The govt. should provide some funds to PP - because it is an extremely viable health care option.  It provides so many important services.  Just because you may not have taken advantage of them, it should not be a reason to condemn them.  PP provides many beneficial services that are the heart of 'charity' and social benefit/health.  PP is awesome for low-, middle-, and (god-forbid) upper-class women and men - if the circumstances are right.  Much better than any family, emergency or other medical providers as time, money and insurance allows.  Our govt. should provide some money for them, just like any church, military, law enforcement or 'charity' organization.

scottindallas
scottindallas topcommenter

@everlastingphelps the doctors took money from you to get their schooling.  You're not arguing the actual medical field, but a figment of your imagination. 

mavdog
mavdog topcommenter

@everlastingphelps 

here is the defense offered to the "just suffer": the state shouldn't use its resources for the social good, it is up to individuals. And oh, we callous right wingers give more than others, so there!

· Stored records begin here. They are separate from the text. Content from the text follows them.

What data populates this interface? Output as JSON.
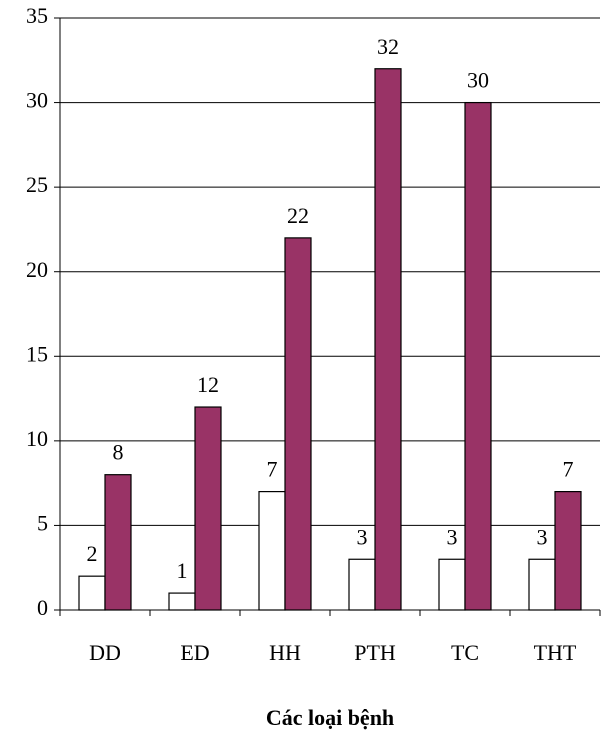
{
  "chart_data": {
    "type": "bar",
    "x_label": "Các loại bệnh",
    "categories": [
      "DD",
      "ED",
      "HH",
      "PTH",
      "TC",
      "THT"
    ],
    "series": [
      {
        "color": "#ffffff",
        "values": [
          2,
          1,
          7,
          3,
          3,
          3
        ]
      },
      {
        "color": "#993366",
        "values": [
          8,
          12,
          22,
          32,
          30,
          7
        ]
      }
    ],
    "ylim": [
      0,
      35
    ],
    "yticks": [
      0,
      5,
      10,
      15,
      20,
      25,
      30,
      35
    ],
    "grid": true
  }
}
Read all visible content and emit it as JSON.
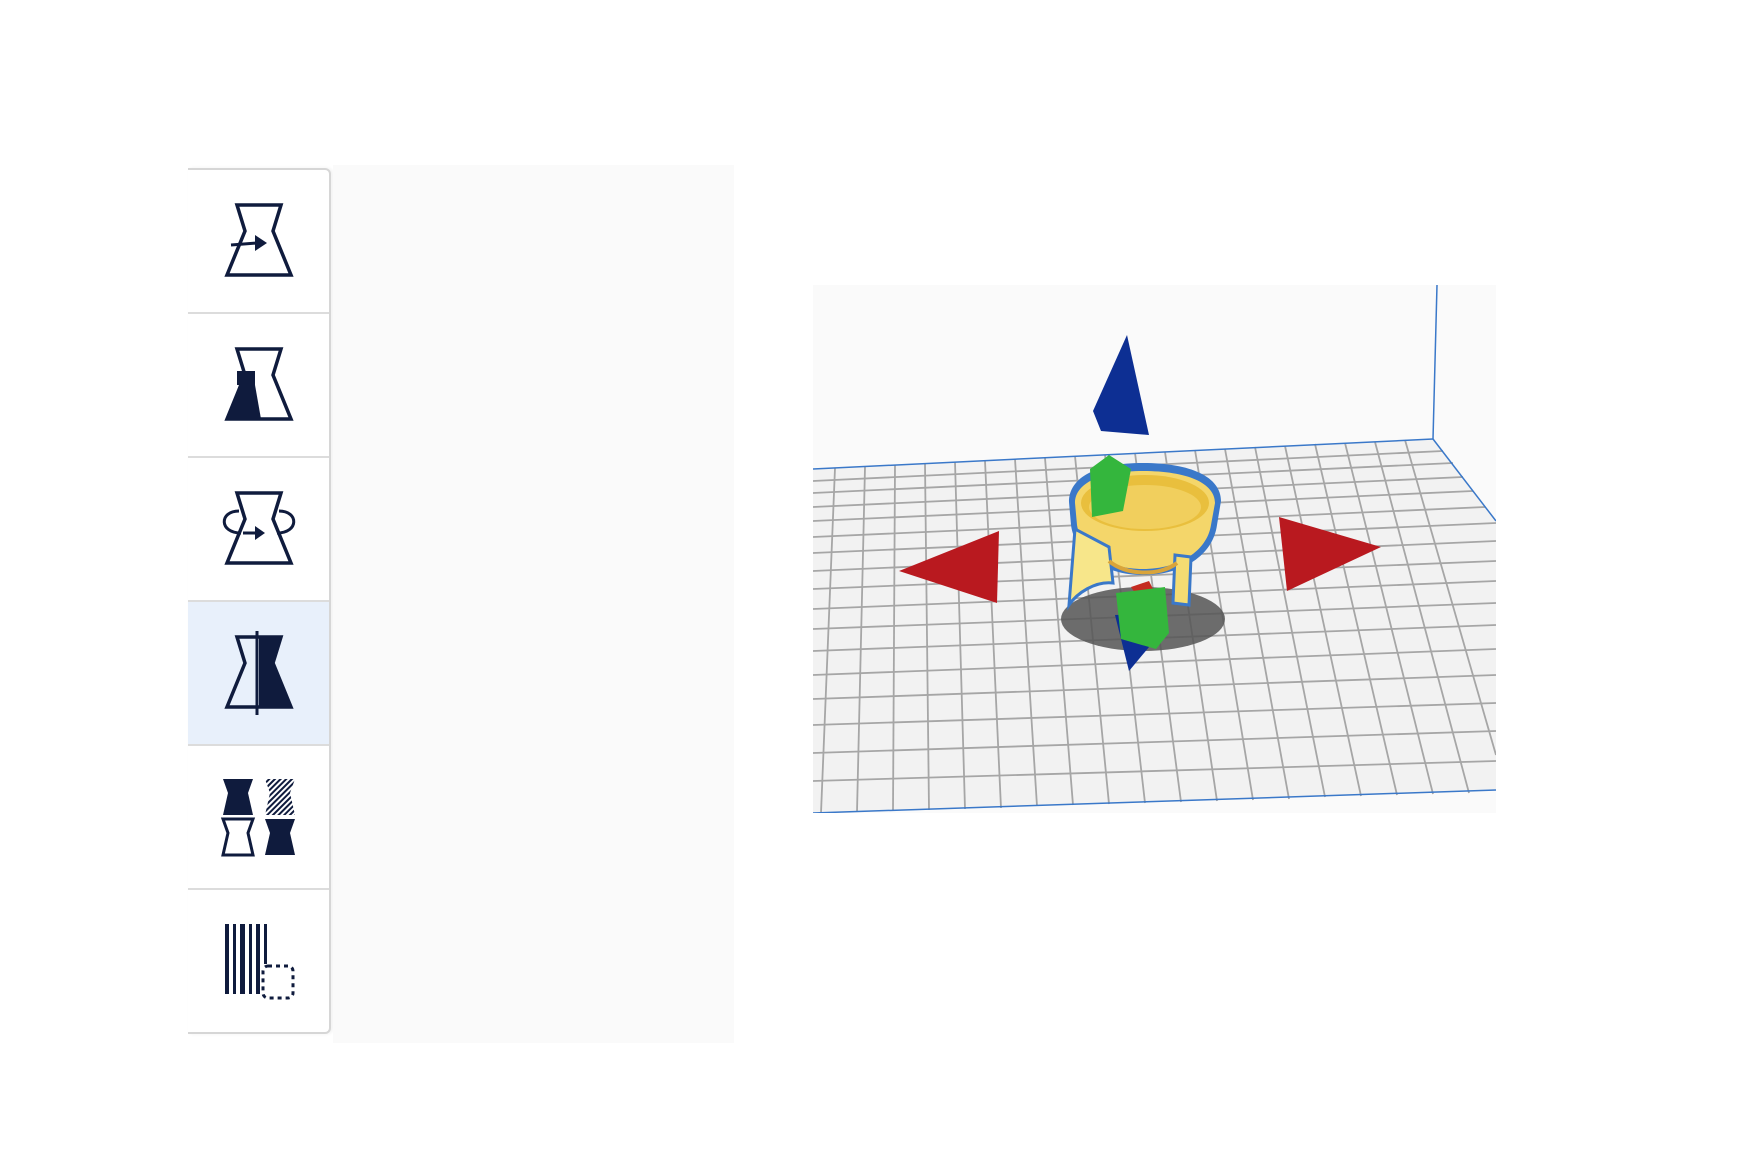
{
  "toolbar": {
    "tools": [
      {
        "name": "mesh-type-normal",
        "icon": "normal-model-icon",
        "active": false
      },
      {
        "name": "mesh-type-support",
        "icon": "support-mesh-icon",
        "active": false
      },
      {
        "name": "mesh-type-infill",
        "icon": "infill-mesh-icon",
        "active": false
      },
      {
        "name": "mesh-type-cutting",
        "icon": "cutting-mesh-icon",
        "active": true
      },
      {
        "name": "mesh-type-overlap",
        "icon": "overlap-settings-icon",
        "active": false
      },
      {
        "name": "mesh-type-blocker",
        "icon": "support-blocker-icon",
        "active": false
      }
    ]
  },
  "viewport": {
    "model": "bowl-with-legs",
    "gizmo": "move-arrows",
    "colors": {
      "grid_bg": "#f2f2f2",
      "grid_line": "#a6a6a6",
      "model": "#f4d66a",
      "outline": "#3a78c9",
      "x_arrow": "#b9191f",
      "y_arrow": "#0d2f93",
      "z_handle": "#34b63d",
      "active_bg": "#e8f0fb",
      "icon": "#0f1b3d"
    }
  }
}
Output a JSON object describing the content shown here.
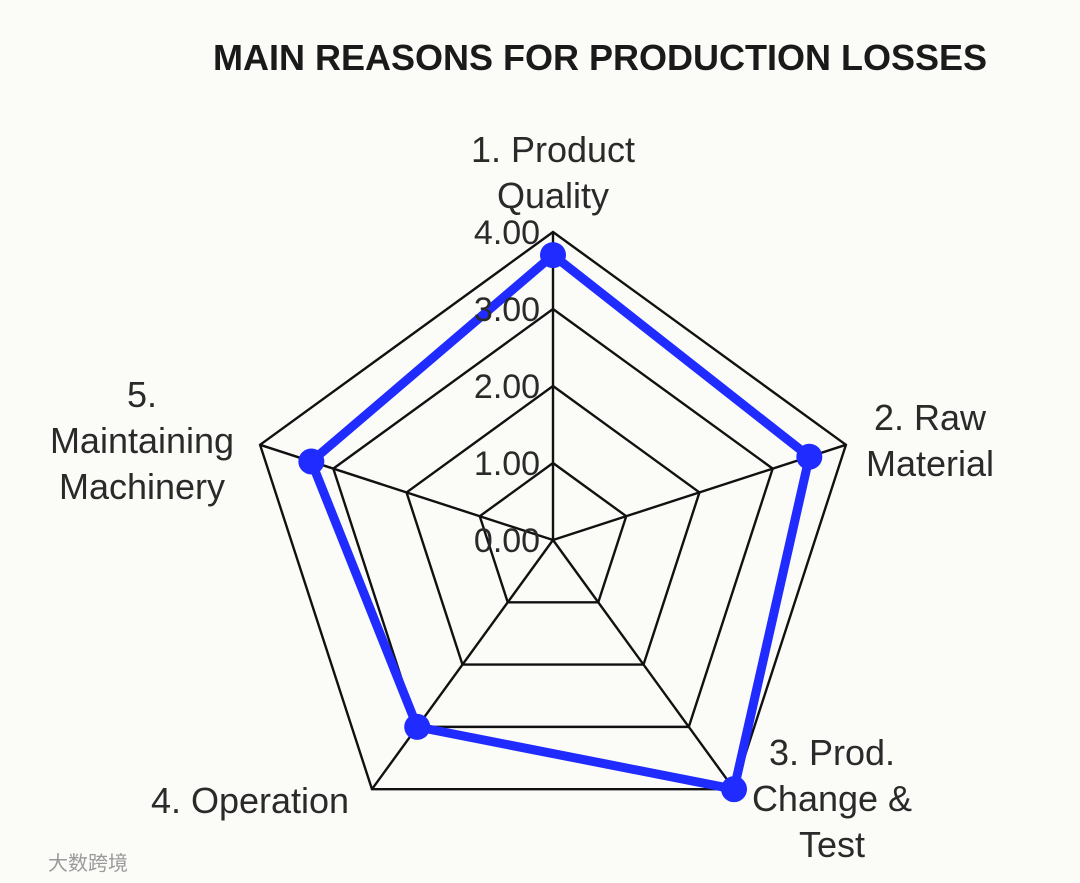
{
  "chart_data": {
    "type": "radar",
    "title": "MAIN REASONS FOR PRODUCTION LOSSES",
    "categories": [
      [
        "1. Product",
        "Quality"
      ],
      [
        "2. Raw",
        "Material"
      ],
      [
        "3. Prod.",
        "Change &",
        "Test"
      ],
      [
        "4. Operation"
      ],
      [
        "5.",
        "Maintaining",
        "Machinery"
      ]
    ],
    "series": [
      {
        "values": [
          3.7,
          3.5,
          4.0,
          3.0,
          3.3
        ],
        "color": "#1f2bff"
      }
    ],
    "rlim": [
      0,
      4
    ],
    "ticks": [
      0,
      1,
      2,
      3,
      4
    ],
    "tick_labels": [
      "0.00",
      "1.00",
      "2.00",
      "3.00",
      "4.00"
    ],
    "grid": true,
    "legend": "none"
  },
  "watermark": "大数跨境"
}
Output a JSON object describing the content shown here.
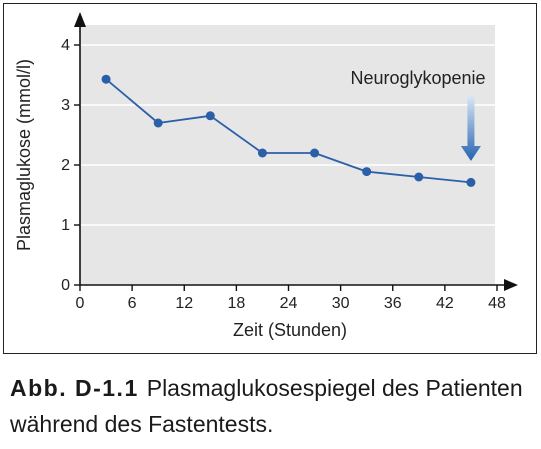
{
  "chart_data": {
    "type": "line",
    "xlabel": "Zeit (Stunden)",
    "ylabel": "Plasmaglukose (mmol/l)",
    "xlim": [
      0,
      48
    ],
    "ylim": [
      0,
      4
    ],
    "x_ticks": [
      0,
      6,
      12,
      18,
      24,
      30,
      36,
      42,
      48
    ],
    "y_ticks": [
      0,
      1,
      2,
      3,
      4
    ],
    "grid": true,
    "series": [
      {
        "x": [
          3,
          9,
          15,
          21,
          27,
          33,
          39,
          45
        ],
        "y": [
          3.43,
          2.7,
          2.82,
          2.2,
          2.2,
          1.89,
          1.8,
          1.71
        ]
      }
    ],
    "annotations": [
      {
        "text": "Neuroglykopenie",
        "x": 45,
        "y": 1.71
      }
    ],
    "colors": {
      "line": "#2b5fa8",
      "plot_background": "#e6e6e6",
      "grid": "#ffffff",
      "arrow_top": "#dbe9f6",
      "arrow_bottom": "#2563b0"
    }
  },
  "caption": {
    "label": "Abb. D-1.1",
    "text": "Plasmaglukosespiegel des Patienten während des Fastentests."
  }
}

of course, that logic fails when one looks at how throughout history private organizations never have shown the ability to adequately care for the needy. Add to that the limitations those private orgs placed on on thoise needing that care (see the above article for a recent example), and it is clear the vast majority of those who need help would not get what they need without a state provided social net.

so yes, clearly the position phelps and the fellow travelers on the right takes is: if you are poor and need medical help, screw you. unless you are one of us, then maybe one of our charities will help you if you agree to follow our creed.

scottindallas
scottindallas topcommenter

@everlastingphelps @SuperfuzzBigmuff Phelps, you're being overly doctrinaire and totally anachronistic.  There is not a single "private" medical school.  Major healthcare is a utility, not a free market.